In the present study, we decided to try endovascular treatment as first choice because
there was the accessible dilated ASA and sulco-commissural artery. The important factor
for the successful transarterial embolization is an introduction of the tip of microcatheter
in a more stable and distal position to the shunt point. During embolization with
NBCA, the safety margin for glue reflux was short. The glue should close the fistula
without reflux into the ASA. In addition, the glue should be stopped just before the
proximal draining vein for avoiding anterograde venous occlusion. The safety margin
is related strictly to the anatomy of the ASA and the posterior curve into the sulco-commissural
artery that supplies the arteriovenous shunt.

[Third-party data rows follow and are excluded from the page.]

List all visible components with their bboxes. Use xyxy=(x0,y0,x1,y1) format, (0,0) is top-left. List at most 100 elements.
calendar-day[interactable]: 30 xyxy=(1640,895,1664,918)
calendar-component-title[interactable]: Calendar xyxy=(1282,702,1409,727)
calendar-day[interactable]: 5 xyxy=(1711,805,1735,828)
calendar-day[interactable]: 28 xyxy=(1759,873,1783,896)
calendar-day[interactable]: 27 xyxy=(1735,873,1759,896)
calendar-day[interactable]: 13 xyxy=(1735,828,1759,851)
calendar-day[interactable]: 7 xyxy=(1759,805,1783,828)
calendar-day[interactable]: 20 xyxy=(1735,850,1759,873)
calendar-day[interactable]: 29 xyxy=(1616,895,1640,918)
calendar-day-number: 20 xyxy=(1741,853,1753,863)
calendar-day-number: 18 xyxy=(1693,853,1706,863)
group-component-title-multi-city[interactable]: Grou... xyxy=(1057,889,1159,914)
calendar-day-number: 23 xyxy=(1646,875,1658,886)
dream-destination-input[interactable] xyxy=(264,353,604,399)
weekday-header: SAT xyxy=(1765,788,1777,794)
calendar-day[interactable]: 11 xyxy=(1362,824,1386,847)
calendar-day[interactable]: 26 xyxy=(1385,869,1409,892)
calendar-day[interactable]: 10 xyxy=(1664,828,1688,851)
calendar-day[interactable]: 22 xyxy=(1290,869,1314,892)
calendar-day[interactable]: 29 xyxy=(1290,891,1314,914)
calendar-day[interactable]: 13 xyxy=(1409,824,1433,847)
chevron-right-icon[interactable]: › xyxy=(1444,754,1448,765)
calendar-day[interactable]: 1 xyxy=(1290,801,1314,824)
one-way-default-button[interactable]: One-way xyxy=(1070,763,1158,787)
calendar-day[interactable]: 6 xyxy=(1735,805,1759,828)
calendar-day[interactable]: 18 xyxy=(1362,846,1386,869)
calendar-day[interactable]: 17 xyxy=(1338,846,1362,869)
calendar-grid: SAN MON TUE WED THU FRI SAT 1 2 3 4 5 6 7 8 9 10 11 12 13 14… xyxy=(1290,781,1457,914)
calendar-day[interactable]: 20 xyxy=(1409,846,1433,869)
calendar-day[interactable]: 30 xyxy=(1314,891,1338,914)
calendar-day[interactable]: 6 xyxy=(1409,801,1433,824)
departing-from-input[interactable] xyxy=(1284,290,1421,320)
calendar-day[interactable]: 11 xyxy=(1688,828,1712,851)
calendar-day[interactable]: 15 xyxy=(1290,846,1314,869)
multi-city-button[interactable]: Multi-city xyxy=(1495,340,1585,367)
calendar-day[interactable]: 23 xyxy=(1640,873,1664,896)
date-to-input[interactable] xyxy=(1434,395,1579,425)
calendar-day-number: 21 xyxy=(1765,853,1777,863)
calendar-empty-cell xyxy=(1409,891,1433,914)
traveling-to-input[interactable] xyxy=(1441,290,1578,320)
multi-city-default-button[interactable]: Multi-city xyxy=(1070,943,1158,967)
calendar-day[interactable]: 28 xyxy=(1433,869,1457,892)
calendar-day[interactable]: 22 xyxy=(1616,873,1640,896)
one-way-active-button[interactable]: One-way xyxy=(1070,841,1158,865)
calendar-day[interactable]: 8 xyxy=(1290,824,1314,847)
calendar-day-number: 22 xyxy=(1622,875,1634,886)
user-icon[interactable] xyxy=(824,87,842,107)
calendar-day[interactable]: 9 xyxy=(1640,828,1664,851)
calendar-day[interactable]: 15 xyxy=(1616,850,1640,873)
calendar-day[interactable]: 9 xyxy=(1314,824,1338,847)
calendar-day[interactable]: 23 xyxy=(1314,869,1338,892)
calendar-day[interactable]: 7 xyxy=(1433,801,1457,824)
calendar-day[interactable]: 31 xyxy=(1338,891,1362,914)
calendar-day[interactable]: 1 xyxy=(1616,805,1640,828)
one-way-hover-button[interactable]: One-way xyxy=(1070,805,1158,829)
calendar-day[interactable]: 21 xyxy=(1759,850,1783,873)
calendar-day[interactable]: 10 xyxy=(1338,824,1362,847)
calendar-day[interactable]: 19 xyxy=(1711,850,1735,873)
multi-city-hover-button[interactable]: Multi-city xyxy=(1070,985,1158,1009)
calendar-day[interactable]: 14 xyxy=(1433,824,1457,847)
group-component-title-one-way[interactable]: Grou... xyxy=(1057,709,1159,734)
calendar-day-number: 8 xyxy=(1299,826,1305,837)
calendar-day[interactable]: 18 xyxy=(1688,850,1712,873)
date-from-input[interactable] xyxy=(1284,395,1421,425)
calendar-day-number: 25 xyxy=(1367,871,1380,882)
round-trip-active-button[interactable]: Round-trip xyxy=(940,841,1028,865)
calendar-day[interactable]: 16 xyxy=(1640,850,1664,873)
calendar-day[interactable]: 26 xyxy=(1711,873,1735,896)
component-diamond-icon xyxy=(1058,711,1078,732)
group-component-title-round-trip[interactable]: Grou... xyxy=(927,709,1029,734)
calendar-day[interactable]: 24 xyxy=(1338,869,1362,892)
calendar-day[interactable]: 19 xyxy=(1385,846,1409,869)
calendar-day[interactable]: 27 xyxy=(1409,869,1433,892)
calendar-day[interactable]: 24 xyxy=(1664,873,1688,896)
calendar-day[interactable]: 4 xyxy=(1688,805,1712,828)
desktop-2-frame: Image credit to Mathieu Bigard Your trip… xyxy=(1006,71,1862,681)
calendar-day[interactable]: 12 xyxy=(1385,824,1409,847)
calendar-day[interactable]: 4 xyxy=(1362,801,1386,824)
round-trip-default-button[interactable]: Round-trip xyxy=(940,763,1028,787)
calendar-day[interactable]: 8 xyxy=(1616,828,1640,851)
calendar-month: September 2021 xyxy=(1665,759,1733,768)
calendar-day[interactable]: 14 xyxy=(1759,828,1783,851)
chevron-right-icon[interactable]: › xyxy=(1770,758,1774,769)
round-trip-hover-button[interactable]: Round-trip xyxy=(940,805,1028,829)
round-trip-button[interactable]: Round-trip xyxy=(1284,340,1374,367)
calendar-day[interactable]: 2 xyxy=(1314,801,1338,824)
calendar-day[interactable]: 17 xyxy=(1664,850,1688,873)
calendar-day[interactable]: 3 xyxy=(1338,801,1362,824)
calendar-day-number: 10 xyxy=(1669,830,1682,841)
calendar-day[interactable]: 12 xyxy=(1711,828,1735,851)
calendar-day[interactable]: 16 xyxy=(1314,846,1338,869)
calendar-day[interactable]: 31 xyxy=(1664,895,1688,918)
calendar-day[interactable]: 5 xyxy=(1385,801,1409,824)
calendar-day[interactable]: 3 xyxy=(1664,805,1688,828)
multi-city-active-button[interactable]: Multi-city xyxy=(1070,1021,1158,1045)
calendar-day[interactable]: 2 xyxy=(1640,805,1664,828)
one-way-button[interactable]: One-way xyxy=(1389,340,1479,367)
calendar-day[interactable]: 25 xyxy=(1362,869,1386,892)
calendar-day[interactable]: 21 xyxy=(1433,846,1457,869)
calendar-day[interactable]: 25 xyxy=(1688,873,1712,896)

We cannot allow any embolic material
refluxes more than short segment of this posterior curve which will immediately arrive
in the ASA axis.
Even through the NBCA cast occupied only in the localized area (only in the sulco-commissural
artery and proximal draining vein), the prophylactic anticoagulation was used in our
case because the fistula is quite large and the amount of NBCA injected into the dilated
proximal draining vein could further create too extensive thrombosis within the rest
of the perimedullary vein and disturb the normal spinal cord drainage.
Conclusion
The authors reported an extremely rare case of conus PMAVF presenting with remote
intramedullary hemorrhage secondary to ruptured venous varix, confirmed by imaging
studies. This fistula was relatively high-flow due to markedly enlarged feeder and
multiple venous pouches. We speculated that an increased venous flow into a varix
may be considered an important risk factor of hemorrhage.